Perché Jimmy Page ha mentito su una classica canzone dei Led Zeppelin

L’industria discografica doveva ancora mettersi al passo con il rock and roll entro la fine degli anni ’60. Quando band come Grateful Dead e The Allman Brothers Band iniziarono a fare il singolo di tre minuti, le case discografiche continuavano a esitare davanti alle composizioni estese, temendo che i tempi di esecuzione gonfiati avrebbero spaventato i potenziali ascoltatori.

I Led Zeppelin erano all’avanguardia della musica rock, avendo sviluppato il loro suono in una versione spigolosa del blues classico che veniva alzato di duecento decibel e suonato a volumi da spaccare l’orecchio. Parte del suono pionieristico della band era nelle loro esibizioni dal vivo, che spesso si estendevano a lunghezze estese con assoli, jam e interpolazioni di altre canzoni.

“Whole Lotta Love” è diventato rapidamente un veicolo aperto per incorporare i suoni di altre canzoni, tra cui è diventato notoriamente il momento perfetto per Robert Plant per far uscire il suo fandom di Elvis Presley cantando “Blue Suede Shoes” e “Jailhouse Rock” dopo il theremin spaziale sezione. John Bonham ha avuto la sua svolta da protagonista durante “Moby Dick”, il selvaggio assolo di batteria che potrebbe facilmente espandersi fino a mezz’ora, a seconda dell’umore di Bonzo in una particolare notte.

Ma i Led Zeppelin hanno spinto i confini fin dall’inizio, come si può sentire nel loro omonimo album di debutto. Tre delle prime quattro canzoni dell’album sono andate oltre i sei minuti, tra cui la psichedelica “Dazed and Confused” e la folk “Babe I’m Gonna Leave You”. Gli Zeppelin non avevano alcun interesse per i singoli, desideravano che i loro album e le loro esibizioni dal vivo parlassero da soli, ma la Atlantic Records era ancora preoccupata dall’idea di rendere la musica adatta ai singoli.
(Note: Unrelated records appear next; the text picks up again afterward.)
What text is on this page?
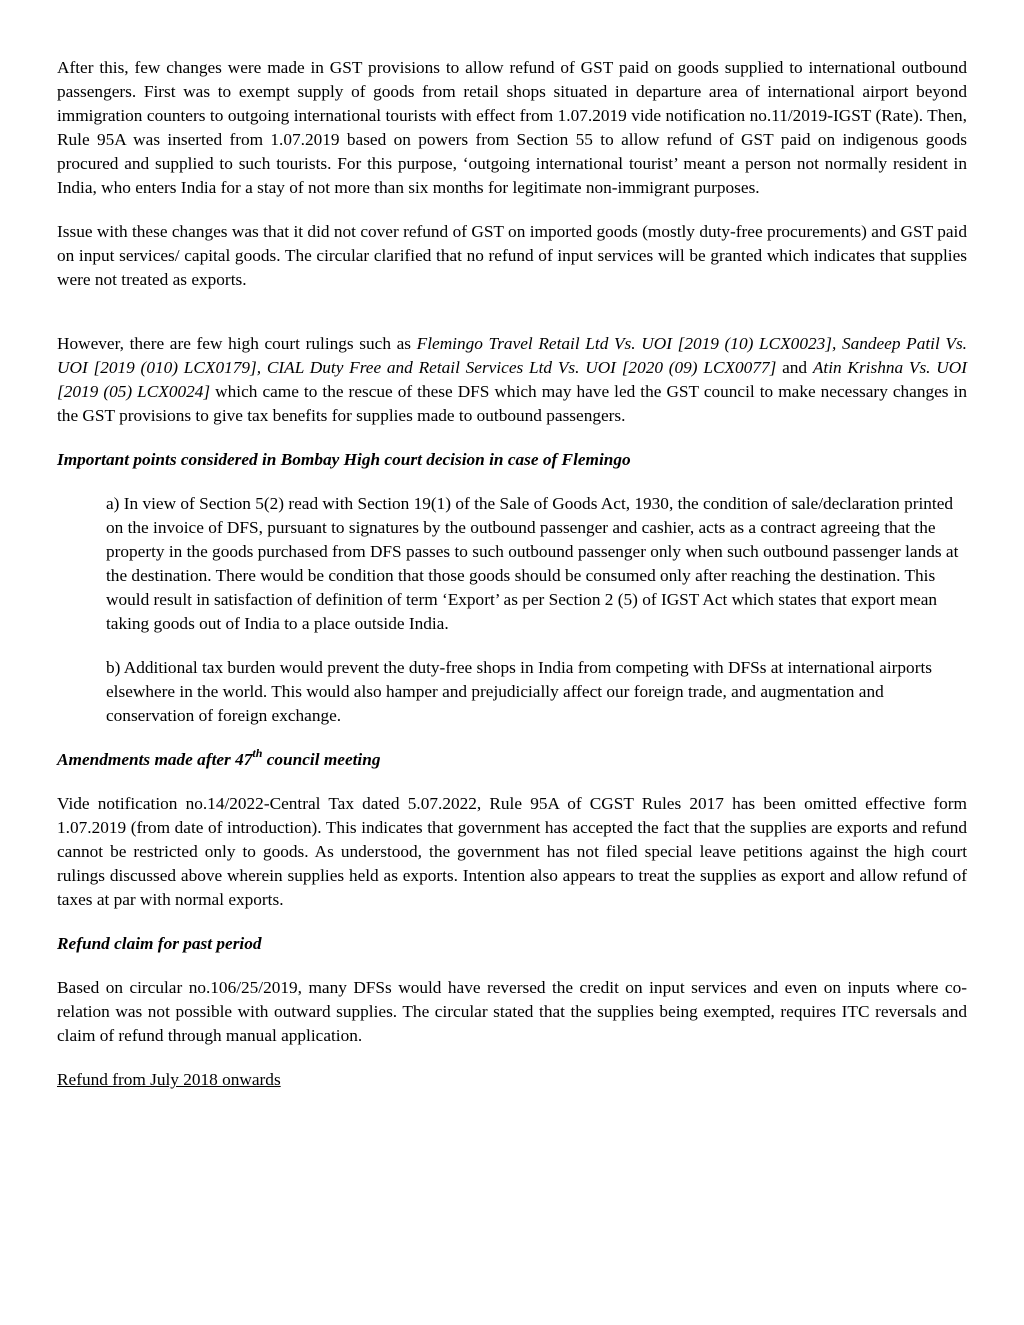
After this, few changes were made in GST provisions to allow refund of GST paid on goods supplied to international outbound passengers. First was to exempt supply of goods from retail shops situated in departure area of international airport beyond immigration counters to outgoing international tourists with effect from 1.07.2019 vide notification no.11/2019-IGST (Rate). Then, Rule 95A was inserted from 1.07.2019 based on powers from Section 55 to allow refund of GST paid on indigenous goods procured and supplied to such tourists. For this purpose, ‘outgoing international tourist’ meant a person not normally resident in India, who enters India for a stay of not more than six months for legitimate non-immigrant purposes.

Issue with these changes was that it did not cover refund of GST on imported goods (mostly duty-free procurements) and GST paid on input services/ capital goods. The circular clarified that no refund of input services will be granted which indicates that supplies were not treated as exports.

However, there are few high court rulings such as Flemingo Travel Retail Ltd Vs. UOI [2019 (10) LCX0023], Sandeep Patil Vs. UOI [2019 (010) LCX0179], CIAL Duty Free and Retail Services Ltd Vs. UOI [2020 (09) LCX0077] and Atin Krishna Vs. UOI [2019 (05) LCX0024] which came to the rescue of these DFS which may have led the GST council to make necessary changes in the GST provisions to give tax benefits for supplies made to outbound passengers.

Important points considered in Bombay High court decision in case of Flemingo

a) In view of Section 5(2) read with Section 19(1) of the Sale of Goods Act, 1930, the condition of sale/declaration printed on the invoice of DFS, pursuant to signatures by the outbound passenger and cashier, acts as a contract agreeing that the property in the goods purchased from DFS passes to such outbound passenger only when such outbound passenger lands at the destination. There would be condition that those goods should be consumed only after reaching the destination. This would result in satisfaction of definition of term ‘Export’ as per Section 2 (5) of IGST Act which states that export mean taking goods out of India to a place outside India.

b) Additional tax burden would prevent the duty-free shops in India from competing with DFSs at international airports elsewhere in the world. This would also hamper and prejudicially affect our foreign trade, and augmentation and conservation of foreign exchange.

Amendments made after 47th council meeting

Vide notification no.14/2022-Central Tax dated 5.07.2022, Rule 95A of CGST Rules 2017 has been omitted effective form 1.07.2019 (from date of introduction). This indicates that government has accepted the fact that the supplies are exports and refund cannot be restricted only to goods. As understood, the government has not filed special leave petitions against the high court rulings discussed above wherein supplies held as exports. Intention also appears to treat the supplies as export and allow refund of taxes at par with normal exports.

Refund claim for past period

Based on circular no.106/25/2019, many DFSs would have reversed the credit on input services and even on inputs where co-relation was not possible with outward supplies. The circular stated that the supplies being exempted, requires ITC reversals and claim of refund through manual application.

Refund from July 2018 onwards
Jimmy Page ne ha preso atto e ha ritenuto che anche la radio fosse fuori dalla portata della band. Le stazioni FM e AOR dovevano ancora prendere piede correttamente ed era improbabile che qualsiasi band che avesse suonato oltre la durata singola standard non trovasse alcun tipo di esposizione radiofonica. Così Jimmy Page ha escogitato un semplice trucco per vedere se poteva ingannare le emittenti: ha semplicemente mentito su quanto tempo “How Many More Times”, l’ultima traccia dei Led Zeppelin I , è stata pubblicata sull’album. Stampe originali dei Led Zeppelin I elenco “Quante altre volte” durano solo tre minuti e 30 secondi circa. In realtà, la canzone era la traccia più lunga dell’album, ben oltre gli otto minuti. Non è chiaro se il cambiamento estetico abbia effettivamente fatto la differenza, dal momento che uno sguardo al vinile dell’album rivelerebbe quanto fosse lungo effettivamente “How Many More Times”, ma è stata un’idea interessante cercare di andare oltre la natura univoca del industria discografica dell’epoca.